Richardson: The factional fight before Christmas
It’s that time of year again – a moment to reflect on a year that, for many in the Marshall Government, has been a bit of a downer. But fear not, for as Tom Richardson knows, everything sounds better in rhyme.
Photo: Lukas Coch / AAP, with digital improvement by Paige Mewett
‘Twas the week before Christmas, and all through the state
Not a creature was crying, except for ‘Old Mate’;
The air cons were thrashing their recycled air
In hopes that a coolish change soon would be there;
Young children were nestled all snug in the knowledge
That Weatherill’s new gig might help them to college
While Knoll with his long-promised council rate cap,
Had just settled down for a mid-summer’s nap,
When out in the sub-branches rose such a clatter,
It wasn’t too hard to tell what was the matter.
The parties were firing up their preselections
To gear themselves up for the next state election
And just when the Right thought they’d dish a shellacking
Up pops McLachlan, with moderate backing
As the Liberals’ Legislative Council lieutenant
Turns his back on state parly to bid for the senate
And what to Steve Marshall’s stunned eyes should appear,
But a factional shitfight to start the new year
His team to the party-room meetings they came,
And he lectured and chided, and called them by name;
Photo: Lukas Coch / AAP, with digital improvement by Paige Mewett
“Now Lucas, now Vickie, now Dan VHP,
On Ridgy and Speirsy, now listen to me:
I’m keen to move on from all these misadventures,
But I just can’t convince all my rebel backbenchers!
“They crossed the floor last year in unseemly hurry
And on land tax we couldn’t win over Steve Murray
But there’s one guy down south-east I just can’t abide
Always the bridesmaid, but never McBride!”
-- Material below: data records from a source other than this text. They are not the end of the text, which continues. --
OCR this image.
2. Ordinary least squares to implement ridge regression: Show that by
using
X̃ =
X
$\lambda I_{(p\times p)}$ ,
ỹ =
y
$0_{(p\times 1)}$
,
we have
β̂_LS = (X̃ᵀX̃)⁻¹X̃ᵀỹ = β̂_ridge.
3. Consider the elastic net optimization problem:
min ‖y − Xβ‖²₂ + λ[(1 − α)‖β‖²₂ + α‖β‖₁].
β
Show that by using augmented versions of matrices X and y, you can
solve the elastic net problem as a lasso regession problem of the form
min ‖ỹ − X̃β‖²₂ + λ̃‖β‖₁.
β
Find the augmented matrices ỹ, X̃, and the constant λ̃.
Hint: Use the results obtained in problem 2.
To his party-room Marshall unloaded his spleen:
“Give me something to spruik that is not Lot 14!
It’s been two years, and nobody knows what’s our vision
And the state’s jobless rate is still cause for derision.
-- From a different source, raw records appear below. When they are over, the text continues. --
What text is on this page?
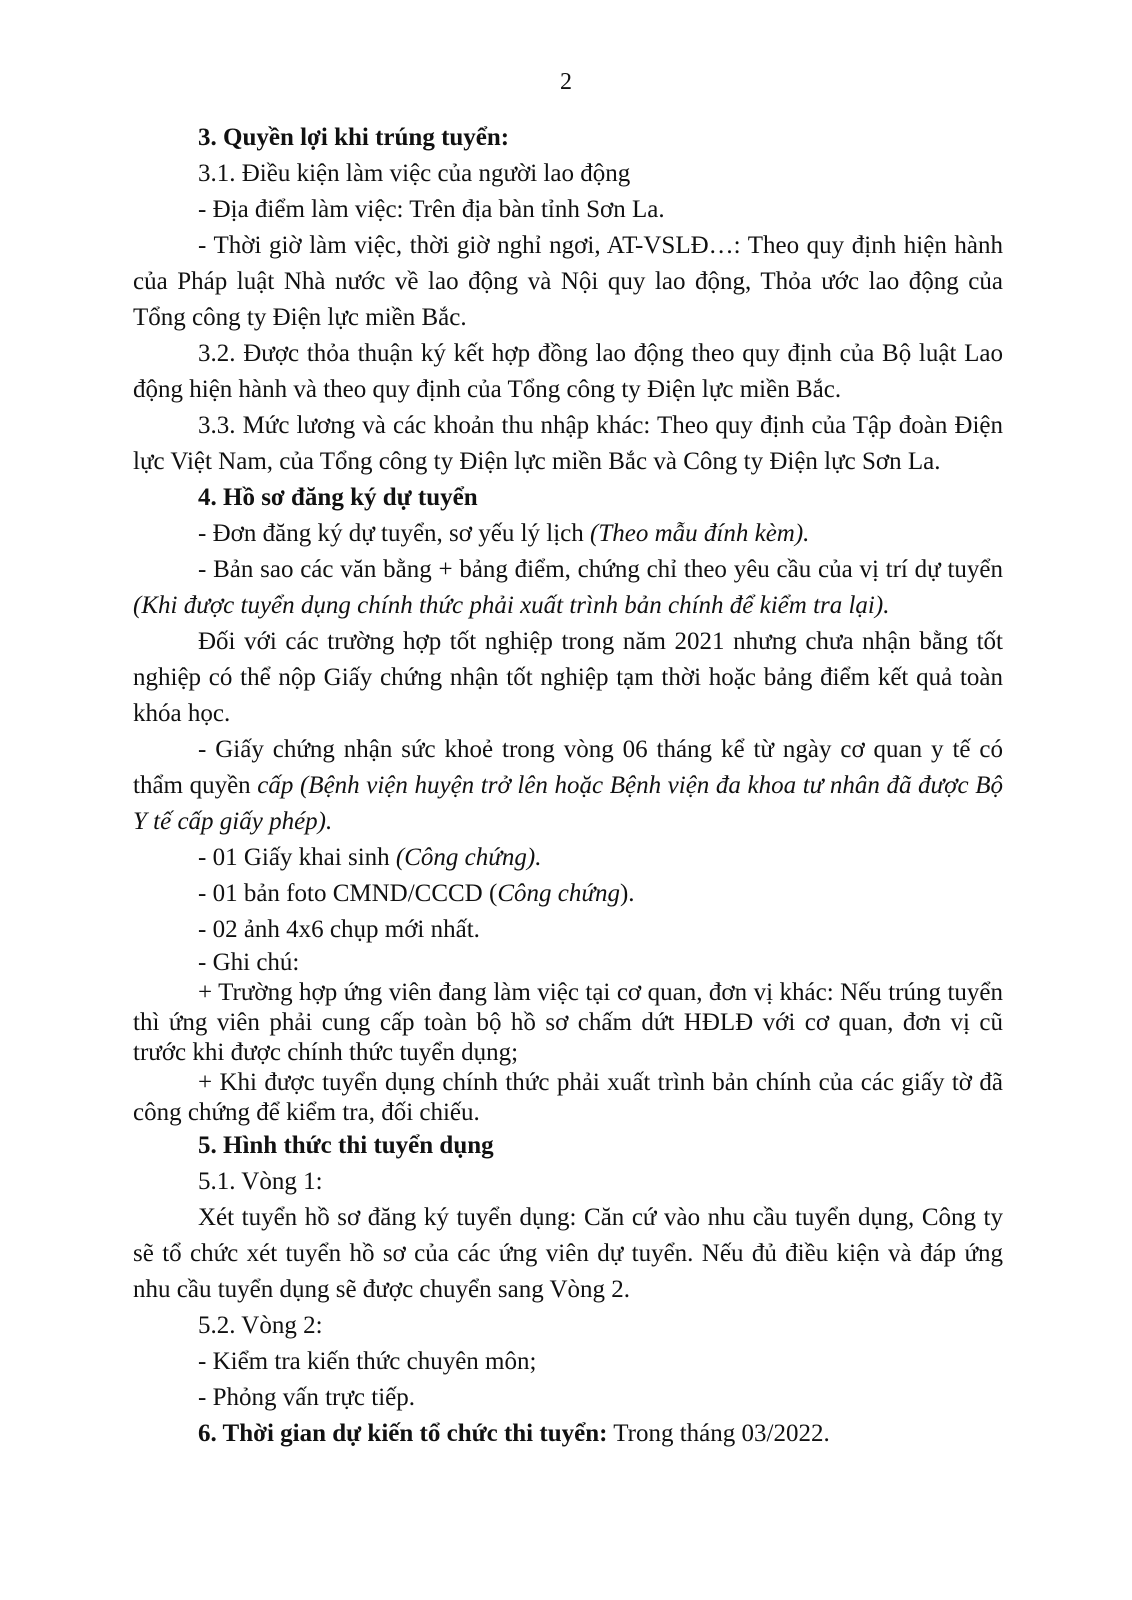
2

3. Quyền lợi khi trúng tuyển:

3.1. Điều kiện làm việc của người lao động

- Địa điểm làm việc: Trên địa bàn tỉnh Sơn La.

- Thời giờ làm việc, thời giờ nghỉ ngơi, AT-VSLĐ…: Theo quy định hiện hành của Pháp luật Nhà nước về lao động và Nội quy lao động, Thỏa ước lao động của Tổng công ty Điện lực miền Bắc.

3.2. Được thỏa thuận ký kết hợp đồng lao động theo quy định của Bộ luật Lao động hiện hành và theo quy định của Tổng công ty Điện lực miền Bắc.

3.3. Mức lương và các khoản thu nhập khác: Theo quy định của Tập đoàn Điện lực Việt Nam, của Tổng công ty Điện lực miền Bắc và Công ty Điện lực Sơn La.

4. Hồ sơ đăng ký dự tuyển

- Đơn đăng ký dự tuyển, sơ yếu lý lịch (Theo mẫu đính kèm).

- Bản sao các văn bằng + bảng điểm, chứng chỉ theo yêu cầu của vị trí dự tuyển (Khi được tuyển dụng chính thức phải xuất trình bản chính để kiểm tra lại).

Đối với các trường hợp tốt nghiệp trong năm 2021 nhưng chưa nhận bằng tốt nghiệp có thể nộp Giấy chứng nhận tốt nghiệp tạm thời hoặc bảng điểm kết quả toàn khóa học.

- Giấy chứng nhận sức khoẻ trong vòng 06 tháng kể từ ngày cơ quan y tế có thẩm quyền cấp (Bệnh viện huyện trở lên hoặc Bệnh viện đa khoa tư nhân đã được Bộ Y tế cấp giấy phép).

- 01 Giấy khai sinh (Công chứng).

- 01 bản foto CMND/CCCD (Công chứng).

- 02 ảnh 4x6 chụp mới nhất.

- Ghi chú:

+ Trường hợp ứng viên đang làm việc tại cơ quan, đơn vị khác: Nếu trúng tuyển thì ứng viên phải cung cấp toàn bộ hồ sơ chấm dứt HĐLĐ với cơ quan, đơn vị cũ trước khi được chính thức tuyển dụng;

+ Khi được tuyển dụng chính thức phải xuất trình bản chính của các giấy tờ đã công chứng để kiểm tra, đối chiếu.

5. Hình thức thi tuyển dụng

5.1. Vòng 1:

Xét tuyển hồ sơ đăng ký tuyển dụng: Căn cứ vào nhu cầu tuyển dụng, Công ty sẽ tổ chức xét tuyển hồ sơ của các ứng viên dự tuyển. Nếu đủ điều kiện và đáp ứng nhu cầu tuyển dụng sẽ được chuyển sang Vòng 2.

5.2. Vòng 2:

- Kiểm tra kiến thức chuyên môn;

- Phỏng vấn trực tiếp.

6. Thời gian dự kiến tổ chức thi tuyển: Trong tháng 03/2022.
“This Government caper’s no walk in the park
My ‘Strong Plan for Real Change’ – remember that lark?
But our early momentum is starting to stall:
Daily sod turnings but, beyond that, sod all!”
So Marshall lamented his mid-term malaise,
With the Murray Plan cactus, and roadwork delays
Then an ICAC report ticking off SA Health
And I laughed when I read it, in spite of myself;
And Lucas’s land tax, which pissed off ‘The Base’
As the Treasurer constantly went about-face
To kowtow to the lobby groups, get it through parly,
He dealt with Dan Gannon, and Parnell and Darley
While poor old Nick X took a breather, oppressed
The Government lives with his gift: SA Best
With Connie Bonaros and that right jolly fellow,
One-time ‘foot in the door’ journo, Frankie Pangallo.
With a backbench not backward and a crossbench so cross
It’s no surprise 2019’s been a loss
What with debt, sell-offs, savings, the budget well dry
And tourism boffins making old people cry.
And just when the Lib vote had finally come round,
The slain ALP came right back with a bound.
With Pete Malinauskas blocking new GM laws
And the boundaries in flux from the dumped Fairness Clause
And then, in a twinkling, was parliament closed
Killing off all the Bills that the crossbench opposed
A “bold” new agenda was what Marshall needed
In a manner remindful of the guy he succeeded
So while Jay leaves SA for his new gig in Perth
And Steve Marshall plans his agenda’s re-birth
And their parties gear up for a factional fight
HAPPY CHRISTMAS TO ALL, AND TO ALL A GOOD-NIGHT!